The Plan: Handling Non Transactional Requests
When migrating applications that are processing messages from queues, you don’t want to shut them down instantaneously. What needs to happen is to block all incoming request and find out how much time your application needs in order to process the current message and not ingest anymore. This has to be handled by both EC2 and K8s deployments.
On the EC2 side, it’s easy enough to accomplish this by removing the EC2 instance from a target group. By doing this, no more traffic will flow into the app and all that is left to do, is to wait for the 15[min] (could be different for your app) to process whatever execution is happening on the instance.
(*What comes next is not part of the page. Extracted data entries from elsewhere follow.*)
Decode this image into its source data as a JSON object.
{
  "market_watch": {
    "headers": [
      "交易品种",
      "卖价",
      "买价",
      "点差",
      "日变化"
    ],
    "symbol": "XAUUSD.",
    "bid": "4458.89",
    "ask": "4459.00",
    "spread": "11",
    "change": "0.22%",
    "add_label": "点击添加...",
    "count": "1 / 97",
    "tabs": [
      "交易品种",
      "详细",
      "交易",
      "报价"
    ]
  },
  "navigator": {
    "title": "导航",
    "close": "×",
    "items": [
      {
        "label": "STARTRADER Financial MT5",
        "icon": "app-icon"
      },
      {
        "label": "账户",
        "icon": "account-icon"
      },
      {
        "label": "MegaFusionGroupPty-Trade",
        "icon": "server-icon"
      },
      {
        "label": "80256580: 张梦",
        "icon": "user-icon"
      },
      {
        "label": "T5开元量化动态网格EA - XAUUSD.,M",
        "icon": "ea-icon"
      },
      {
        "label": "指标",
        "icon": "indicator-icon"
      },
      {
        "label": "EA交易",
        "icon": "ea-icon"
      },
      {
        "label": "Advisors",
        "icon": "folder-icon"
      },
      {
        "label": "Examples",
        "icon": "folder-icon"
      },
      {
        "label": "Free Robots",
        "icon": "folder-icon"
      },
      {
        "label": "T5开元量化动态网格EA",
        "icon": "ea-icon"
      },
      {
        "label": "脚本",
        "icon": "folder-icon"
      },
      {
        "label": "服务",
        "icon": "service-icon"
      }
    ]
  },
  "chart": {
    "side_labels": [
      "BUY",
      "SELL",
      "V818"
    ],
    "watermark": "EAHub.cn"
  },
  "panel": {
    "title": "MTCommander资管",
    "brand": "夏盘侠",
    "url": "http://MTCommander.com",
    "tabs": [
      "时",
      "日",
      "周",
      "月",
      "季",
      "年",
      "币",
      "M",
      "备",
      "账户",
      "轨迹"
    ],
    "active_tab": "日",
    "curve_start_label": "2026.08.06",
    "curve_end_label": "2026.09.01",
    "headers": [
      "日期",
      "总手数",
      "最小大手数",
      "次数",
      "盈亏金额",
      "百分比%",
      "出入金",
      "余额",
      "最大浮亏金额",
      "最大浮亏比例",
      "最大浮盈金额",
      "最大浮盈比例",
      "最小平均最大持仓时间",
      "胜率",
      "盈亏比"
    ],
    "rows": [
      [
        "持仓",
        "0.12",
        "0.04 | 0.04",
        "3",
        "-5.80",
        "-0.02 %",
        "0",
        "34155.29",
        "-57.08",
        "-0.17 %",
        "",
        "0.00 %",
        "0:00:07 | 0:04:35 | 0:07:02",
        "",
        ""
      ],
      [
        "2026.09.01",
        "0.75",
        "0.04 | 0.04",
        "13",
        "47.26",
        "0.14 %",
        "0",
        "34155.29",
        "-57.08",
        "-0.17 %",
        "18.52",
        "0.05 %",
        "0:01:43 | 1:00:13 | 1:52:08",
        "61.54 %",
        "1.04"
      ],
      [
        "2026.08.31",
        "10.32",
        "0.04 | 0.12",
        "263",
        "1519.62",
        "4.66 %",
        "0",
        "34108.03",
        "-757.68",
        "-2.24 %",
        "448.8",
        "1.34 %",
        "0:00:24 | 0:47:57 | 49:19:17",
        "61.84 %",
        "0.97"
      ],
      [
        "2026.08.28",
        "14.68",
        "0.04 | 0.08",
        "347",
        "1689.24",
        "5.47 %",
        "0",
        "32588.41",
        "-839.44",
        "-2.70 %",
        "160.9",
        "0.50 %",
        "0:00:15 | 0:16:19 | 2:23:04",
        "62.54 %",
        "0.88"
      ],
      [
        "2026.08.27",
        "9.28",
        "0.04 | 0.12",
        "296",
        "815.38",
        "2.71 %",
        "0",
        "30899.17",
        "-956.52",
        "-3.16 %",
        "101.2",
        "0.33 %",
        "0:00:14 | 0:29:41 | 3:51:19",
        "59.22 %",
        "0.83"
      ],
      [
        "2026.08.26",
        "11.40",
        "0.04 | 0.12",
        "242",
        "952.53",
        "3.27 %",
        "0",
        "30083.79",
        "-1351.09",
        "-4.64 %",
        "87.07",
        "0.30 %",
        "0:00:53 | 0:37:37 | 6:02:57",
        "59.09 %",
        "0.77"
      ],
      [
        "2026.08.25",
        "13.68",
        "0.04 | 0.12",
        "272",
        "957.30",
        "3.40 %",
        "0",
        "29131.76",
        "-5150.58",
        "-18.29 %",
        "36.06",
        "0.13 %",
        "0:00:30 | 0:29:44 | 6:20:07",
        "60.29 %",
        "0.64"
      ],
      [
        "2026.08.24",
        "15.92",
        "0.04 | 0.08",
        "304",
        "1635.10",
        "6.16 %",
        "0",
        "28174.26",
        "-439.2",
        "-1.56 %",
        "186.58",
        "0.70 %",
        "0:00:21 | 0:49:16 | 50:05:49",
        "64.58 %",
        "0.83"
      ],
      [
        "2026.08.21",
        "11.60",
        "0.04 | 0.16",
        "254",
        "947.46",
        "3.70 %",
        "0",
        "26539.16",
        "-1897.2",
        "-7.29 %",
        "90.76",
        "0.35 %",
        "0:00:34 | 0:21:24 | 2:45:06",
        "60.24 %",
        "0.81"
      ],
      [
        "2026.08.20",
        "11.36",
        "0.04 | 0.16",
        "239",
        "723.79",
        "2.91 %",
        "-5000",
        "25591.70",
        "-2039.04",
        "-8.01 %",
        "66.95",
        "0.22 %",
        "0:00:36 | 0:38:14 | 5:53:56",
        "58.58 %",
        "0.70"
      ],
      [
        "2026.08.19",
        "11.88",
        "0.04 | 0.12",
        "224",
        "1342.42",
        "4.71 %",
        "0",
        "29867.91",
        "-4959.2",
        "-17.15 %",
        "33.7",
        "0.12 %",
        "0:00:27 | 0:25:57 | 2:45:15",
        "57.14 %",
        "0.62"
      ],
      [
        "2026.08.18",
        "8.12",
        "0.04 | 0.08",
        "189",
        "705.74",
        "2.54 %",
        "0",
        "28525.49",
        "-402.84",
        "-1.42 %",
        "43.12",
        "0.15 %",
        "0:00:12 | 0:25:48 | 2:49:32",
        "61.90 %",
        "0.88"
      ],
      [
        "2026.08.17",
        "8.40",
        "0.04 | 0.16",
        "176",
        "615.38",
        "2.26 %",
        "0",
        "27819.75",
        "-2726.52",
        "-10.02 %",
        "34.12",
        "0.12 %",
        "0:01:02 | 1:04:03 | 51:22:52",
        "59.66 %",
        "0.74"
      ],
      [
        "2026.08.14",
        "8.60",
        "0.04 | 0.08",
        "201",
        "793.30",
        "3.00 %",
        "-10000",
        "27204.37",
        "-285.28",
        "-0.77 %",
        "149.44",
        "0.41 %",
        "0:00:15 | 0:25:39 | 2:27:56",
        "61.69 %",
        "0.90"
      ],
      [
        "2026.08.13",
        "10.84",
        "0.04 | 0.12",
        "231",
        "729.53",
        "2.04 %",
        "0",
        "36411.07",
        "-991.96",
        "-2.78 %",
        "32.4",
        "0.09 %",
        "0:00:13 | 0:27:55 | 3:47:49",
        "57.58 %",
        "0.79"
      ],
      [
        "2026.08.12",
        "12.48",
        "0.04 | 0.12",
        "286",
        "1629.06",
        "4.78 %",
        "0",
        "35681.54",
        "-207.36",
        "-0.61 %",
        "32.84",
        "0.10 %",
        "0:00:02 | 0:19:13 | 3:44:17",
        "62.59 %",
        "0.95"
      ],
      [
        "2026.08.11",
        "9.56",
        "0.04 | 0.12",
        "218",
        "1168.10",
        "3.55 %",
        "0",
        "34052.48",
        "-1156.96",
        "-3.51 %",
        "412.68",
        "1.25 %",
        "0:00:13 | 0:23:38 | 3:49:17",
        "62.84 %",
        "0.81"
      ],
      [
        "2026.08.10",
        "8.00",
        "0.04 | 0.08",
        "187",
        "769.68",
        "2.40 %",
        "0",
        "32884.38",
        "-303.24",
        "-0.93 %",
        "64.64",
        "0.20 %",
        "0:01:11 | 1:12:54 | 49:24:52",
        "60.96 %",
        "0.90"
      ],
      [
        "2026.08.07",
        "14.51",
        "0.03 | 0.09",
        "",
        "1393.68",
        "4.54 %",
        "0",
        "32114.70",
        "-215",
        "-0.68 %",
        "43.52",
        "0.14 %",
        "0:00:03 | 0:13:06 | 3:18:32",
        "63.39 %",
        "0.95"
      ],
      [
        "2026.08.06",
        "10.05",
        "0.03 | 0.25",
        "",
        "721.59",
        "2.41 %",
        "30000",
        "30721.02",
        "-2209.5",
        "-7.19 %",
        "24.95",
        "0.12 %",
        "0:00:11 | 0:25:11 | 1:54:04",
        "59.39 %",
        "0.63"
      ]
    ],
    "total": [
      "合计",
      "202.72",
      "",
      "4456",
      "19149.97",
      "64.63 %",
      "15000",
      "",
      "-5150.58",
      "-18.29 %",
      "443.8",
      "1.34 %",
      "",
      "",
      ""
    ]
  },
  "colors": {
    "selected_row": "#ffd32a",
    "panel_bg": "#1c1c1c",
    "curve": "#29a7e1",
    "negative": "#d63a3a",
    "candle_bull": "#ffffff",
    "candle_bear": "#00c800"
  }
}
On the K8s side of things, this is solved by adding pod PreStop hooks and putting the container to sleep for 900[sec] (15[min]). This way, the container (as soon as it is killed by anything) will hang around for 15 minutes in termination state, there are two benefits to this.
apiVersion: v1
kind: Pod
metadata:
name: cluster-service
spec:
containers:
- name: cluster-service
image: cluster-service
lifecycle:
preStop:
exec:
command: ["/bin/sh","-c","sleep 900"]
- When killed, the pod in terminating state has its
Endpoint
objects removed and thus, no traffic will be routed to it by theService
resources, thereby killing all traffic to it to prevent new queue messages from reaching it. - Since it is in
Terminating
state, it will continue executing whatever request it was processing until the 15 minutes are up, respecting, in turn, our SLA for executions.
Final State
The final state of the application should be all EC2 instances shut down and the only instance of cluster-service
should be a pod in the EKS cluster, the new_main_queues
should now have their own DLQs similar to the initial state as shown on the following image.
Final thoughts
When swapping over and cleaning up, there may still be lingering messages that need to be processed on the old queues that for whatever reason were unable to be processed. Make sure that they are safe to delete before completely destroying the queue resources.
With this approach, you won’t have to deal with duplicate messages as the flow of messages is still uni-directional. If during the hybrid phase K8s pods are unable to process the message, then the message will be routed back to EC2.
Going through a migration is quite a daunting feat at first, but as long as you make sure that every failure has a backup system to handle said failure and identify all the pain points that could cause data loss, every migration should go off without failure! But not without stress I’m afraid. This was only an analytical view from a broker’s perspective and applications connected to it, there are of course more complication to consider such as network, capacity planning, costs etc. But I find this one not talked about enough as we move away from centralized system and into distributed ones.